Philosophically, the approach fit. USHG strives in all of its units to utilize as much locally sourced, sustainable materials as possible. "We want to design restaurants and use materials that create a great experience, but that also have some strength and a good story to tell," McCaughan notes. "Our booths and benches are made for us by a company up in Rochester, N.Y. They produce everything in a very sustainable fashion."

One of McCaughan's favorite features is the counter seating along a wall of windows looking out onto Route 17. With room for 8, it spans roughly 16 feet and was constructed from reclaimed bowling alley wood. "We work with a great manufacturer out of Brooklyn, N.Y., who makes those counters by hand for us.

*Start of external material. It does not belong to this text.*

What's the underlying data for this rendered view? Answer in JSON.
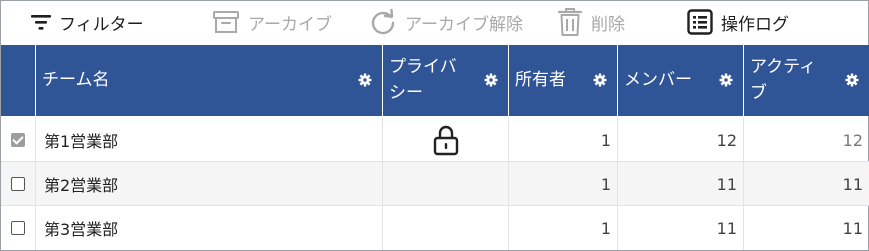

It's something we just think really works and has value."

The counter, like all of the tables, is branded with the distinctive Shake Shack burger logo, a signature touch also found in other locations. "That's something that we're just in love with," McCaughan says. "It's what our guests touch and feel, and we think it adds a lot of value."

Project Team

  • USHG Director of Real Estate and Design: Andrew McCaughan
  • Design: Denise MC Lee, Sara Stracey, SITE
  • Architect Project Manager: Neal Thompson, Aria Group
  • Contractor: Trinity Building & Construction Management
  • MEP Engineer: Henderson Engineers
  • Snapshot

    Owner: Union Square Hospitality Group
    HQ: New York, N.Y.
    Unit location: Paramus, N.J.
    Opened: November 2013
    Square footage: 3,370
    Real estate type: freestanding, 67-year-old building
    No. of seats: 100+
    Front of house/back of house split: 60/40
    Design highlights: Dark brown corrugated aluminum exterior, angled roof, open kitchen, angled reclaimed wood wall finishes, FSC-certified chairs and booths, logo-branded tables, large windows; window counter and tabletops made of reclaimed bowling alley lanes.